Every now and then, an image of a sidewalk with a specialised “texting lane” makes the rounds on my Facebook news feed.
Such images are often of dubious accuracy, but people generally seem to like the idea of corralling the people who text while they walk into their own lane. Because you see them all the time: smartphone zombies who move about the world on autopilot, their eyes fixed on their devices. At best, they are annoying. At worst, they put themselves in serious danger: At least 10 per cent of pedestrian injuries are due to cell-phone distraction, according to emergency-room data, and an estimated six deaths per year can now be blamed on the same.
They’re everywhere, and thank god you’re not one of them, right?
But, of course, you probably actually are. A recent pedestrian safety survey shows that 80 per cent of American adults agree that distracted walkers are a “serious” problem — and yet only 29 percent of these very same adults believed themselves to be part of this problem, as Ben Zimmer at The Wall Street Journal recently reported. It’s a pretty perfect example of something psychologists call the self-enhancement bias, a term describing the embarrassingly stubborn belief that you are better than the average, facts to the contrary be damned. The phenomenon is also sometimes known as the Lake Wobegon effect — you know, for the fictional Prairie Home Companion town, where the children are all above average.
In the 1980s, for example, Swedish psychologist Ola Svenson found that 88 per cent of the Americans she surveyed believed themselves to be a safer driver than average, and 93 per cent said they were more skillful than average. Defying logic, halfof those surveyed believed themselves to be among the top 20 per cent of the safest drivers in the group. People also tend to believe that they are smarter, fairer, and healthier than the average person, and in 2001, two University of Chicago psychologists published a study suggesting that most people believe they are more popular than they really are, too.
Some studies, in fact, have found that people who are the worst at certain skills may be the most guilty of this particular bias. In 1999, Cornell University psychologists Justin Kruger and David Dunning published a well-known study that tested students on their relative prowess at things like grammar and logic, as compared to the others in the group. Again, they found that most people overestimated their competence — but those who were the least skilled tended to also be the least in touch with reality when it came to this estimation. In the grammar experiment, for example, those who scored in the 10th percentile had guessed that they’d score in at least the 60th percentile; on the other hand, the top scorers underestimated their abilities, guessing that they’d land somewhere in the 70th percentile and actually landing near the 90th. (Another experiment in the study, which will shock absolutely no one, found that people who were in fact the least funny in the group believed themselves to be among the funniest.)
There is some evidence that this might be a uniquely Western — if not uniquely American — tendency, as Psychology Today writers Lawrence T. White and Steven Jackson recently pointed out. White and Jackson describe the findings of a meta-analysis of 91 studies, which found that Westerners tended to be more likely than the East Asians to “consistently [view] themselves in a more positive light”; the Westerners were also more likely “to see themselves as uniquely talented and possessing desirable personality traits.”
This is mostly just mildly amusing — oh, what narcissistic creatures we are! — until you consider the potential consequences.

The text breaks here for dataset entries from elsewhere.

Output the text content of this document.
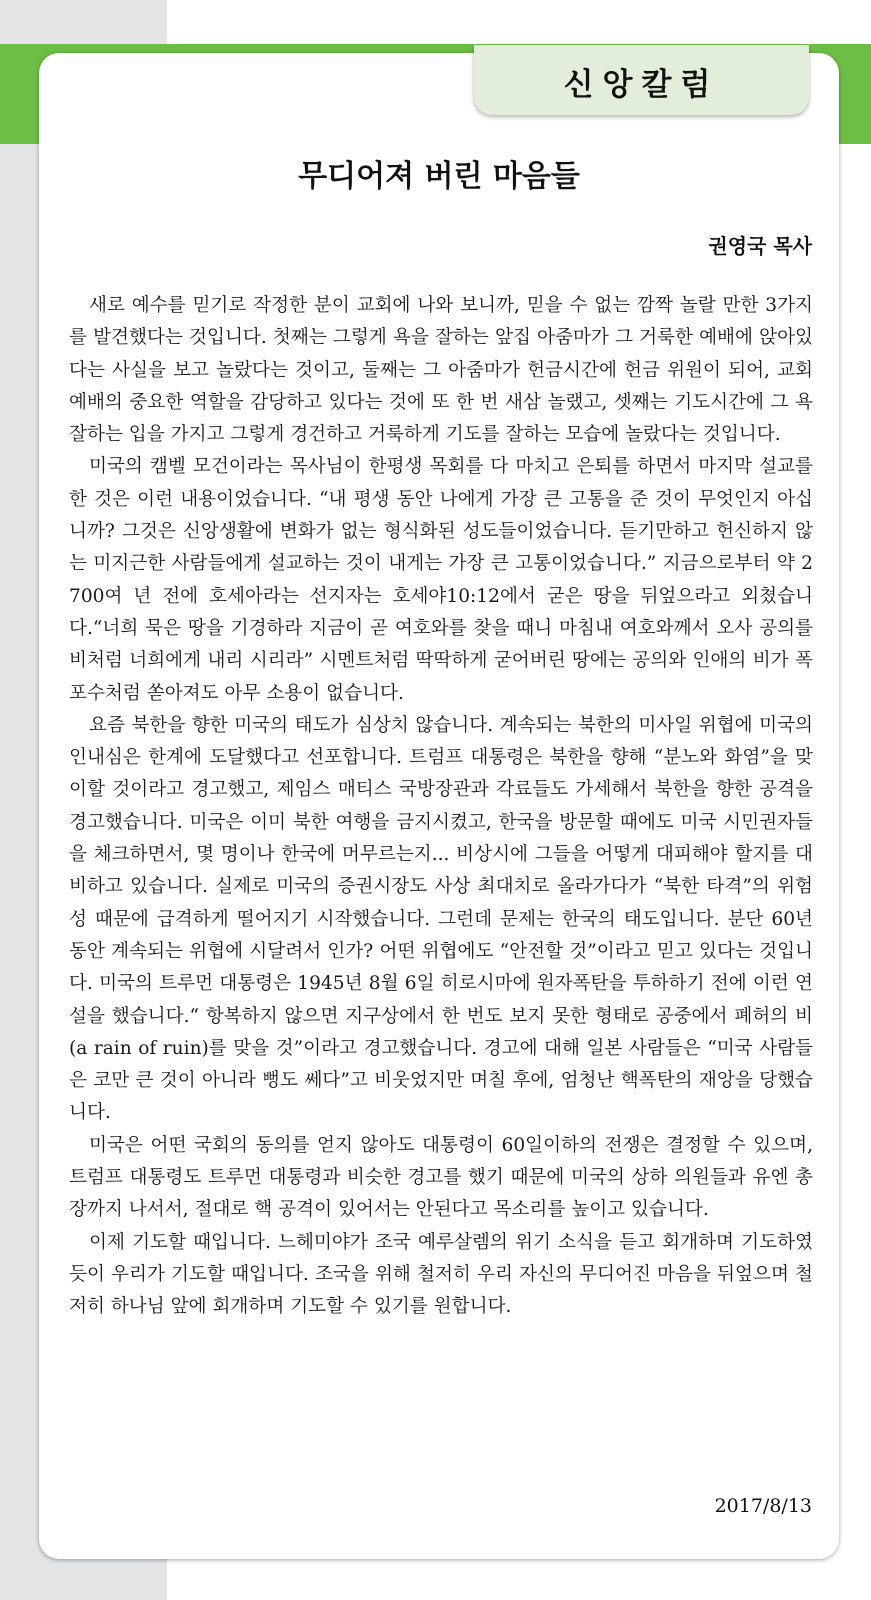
신앙칼럼
무디어져 버린 마음들
권영국 목사

새로 예수를 믿기로 작정한 분이 교회에 나와 보니까, 믿을 수 없는 깜짝 놀랄 만한 3가지를 발견했다는 것입니다. 첫째는 그렇게 욕을 잘하는 앞집 아줌마가 그 거룩한 예배에 앉아있다는 사실을 보고 놀랐다는 것이고, 둘째는 그 아줌마가 헌금시간에 헌금 위원이 되어, 교회 예배의 중요한 역할을 감당하고 있다는 것에 또 한 번 새삼 놀랬고, 셋째는 기도시간에 그 욕 잘하는 입을 가지고 그렇게 경건하고 거룩하게 기도를 잘하는 모습에 놀랐다는 것입니다.

미국의 캠벨 모건이라는 목사님이 한평생 목회를 다 마치고 은퇴를 하면서 마지막 설교를 한 것은 이런 내용이었습니다. “내 평생 동안 나에게 가장 큰 고통을 준 것이 무엇인지 아십니까? 그것은 신앙생활에 변화가 없는 형식화된 성도들이었습니다. 듣기만하고 헌신하지 않는 미지근한 사람들에게 설교하는 것이 내게는 가장 큰 고통이었습니다.” 지금으로부터 약 2700여 년 전에 호세아라는 선지자는 호세야10:12에서 굳은 땅을 뒤엎으라고 외쳤습니다.“너희 묵은 땅을 기경하라 지금이 곧 여호와를 찾을 때니 마침내 여호와께서 오사 공의를 비처럼 너희에게 내리 시리라” 시멘트처럼 딱딱하게 굳어버린 땅에는 공의와 인애의 비가 폭포수처럼 쏟아져도 아무 소용이 없습니다.

요즘 북한을 향한 미국의 태도가 심상치 않습니다. 계속되는 북한의 미사일 위협에 미국의 인내심은 한계에 도달했다고 선포합니다. 트럼프 대통령은 북한을 향해 “분노와 화염”을 맞이할 것이라고 경고했고, 제임스 매티스 국방장관과 각료들도 가세해서 북한을 향한 공격을 경고했습니다. 미국은 이미 북한 여행을 금지시켰고, 한국을 방문할 때에도 미국 시민권자들을 체크하면서, 몇 명이나 한국에 머무르는지... 비상시에 그들을 어떻게 대피해야 할지를 대비하고 있습니다. 실제로 미국의 증권시장도 사상 최대치로 올라가다가 “북한 타격”의 위험성 때문에 급격하게 떨어지기 시작했습니다. 그런데 문제는 한국의 태도입니다. 분단 60년 동안 계속되는 위협에 시달려서 인가? 어떤 위협에도 “안전할 것”이라고 믿고 있다는 것입니다. 미국의 트루먼 대통령은 1945년 8월 6일 히로시마에 원자폭탄을 투하하기 전에 이런 연설을 했습니다.“ 항복하지 않으면 지구상에서 한 번도 보지 못한 형태로 공중에서 폐허의 비(a rain of ruin)를 맞을 것”이라고 경고했습니다. 경고에 대해 일본 사람들은 “미국 사람들은 코만 큰 것이 아니라 뻥도 쎄다”고 비웃었지만 며칠 후에, 엄청난 핵폭탄의 재앙을 당했습니다.

미국은 어떤 국회의 동의를 얻지 않아도 대통령이 60일이하의 전쟁은 결정할 수 있으며, 트럼프 대통령도 트루먼 대통령과 비슷한 경고를 했기 때문에 미국의 상하 의원들과 유엔 총장까지 나서서, 절대로 핵 공격이 있어서는 안된다고 목소리를 높이고 있습니다.

이제 기도할 때입니다. 느헤미야가 조국 예루살렘의 위기 소식을 듣고 회개하며 기도하였듯이 우리가 기도할 때입니다. 조국을 위해 철저히 우리 자신의 무디어진 마음을 뒤엎으며 철저히 하나님 앞에 회개하며 기도할 수 있기를 원합니다.

2017/8/13
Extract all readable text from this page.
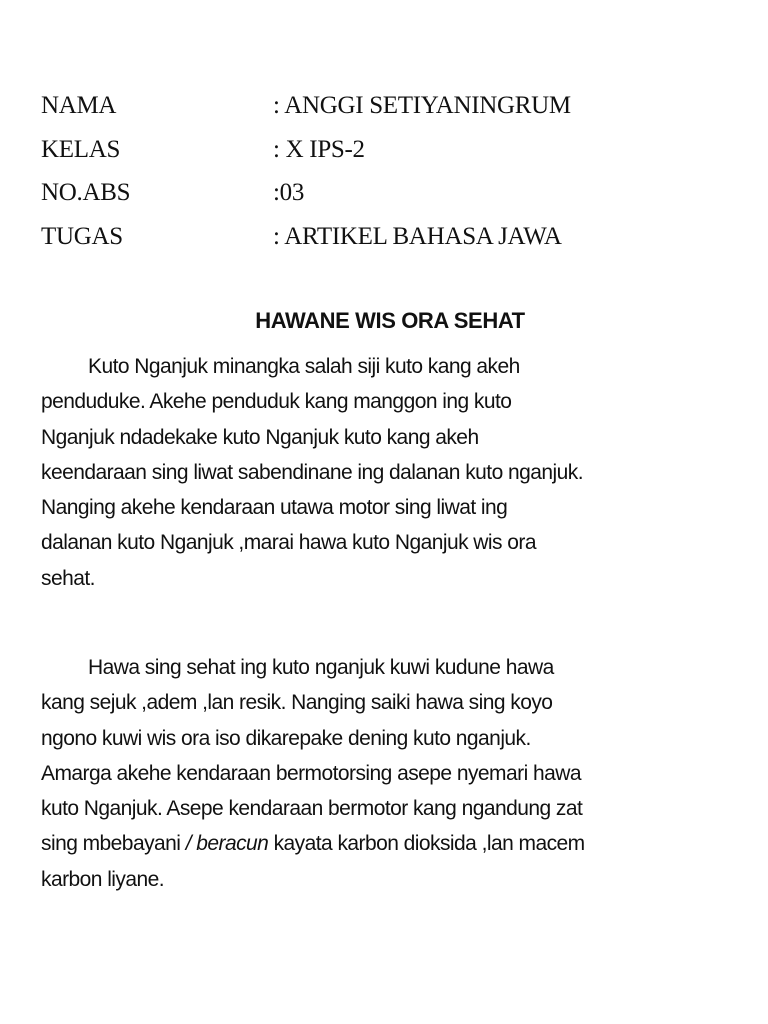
NAMA	: ANGGI SETIYANINGRUM
KELAS	: X IPS-2
NO.ABS	:03
TUGAS	: ARTIKEL BAHASA JAWA
HAWANE WIS ORA SEHAT
Kuto Nganjuk minangka salah siji kuto kang akeh
penduduke. Akehe penduduk kang manggon ing kuto
Nganjuk ndadekake kuto Nganjuk kuto kang akeh
keendaraan sing liwat sabendinane ing dalanan kuto nganjuk.
Nanging akehe kendaraan utawa motor sing liwat ing
dalanan kuto Nganjuk ,marai hawa kuto Nganjuk wis ora
sehat.
Hawa sing sehat ing kuto nganjuk kuwi kudune hawa
kang sejuk ,adem ,lan resik. Nanging saiki hawa sing koyo
ngono kuwi wis ora iso dikarepake dening kuto nganjuk.
Amarga akehe kendaraan bermotorsing asepe nyemari hawa
kuto Nganjuk. Asepe kendaraan bermotor kang ngandung zat
sing mbebayani / beracun kayata karbon dioksida ,lan macem
karbon liyane.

Psychologists have argued that people’s tendency to believe that they are better drivers than most can also make them mistakenly believe that they are really good at texting while driving, a “skill” that almost no one is actually very good at and that puts the driver and everyone else on the road in serious danger. Some oncologists may be so convinced that their patients will beat the odds and survive that they prescribe unhelpful or unrealistic treatments. Overconfidence has its place, and let’s all agree to ponder where exactly that is once we’ve pocketed our phones.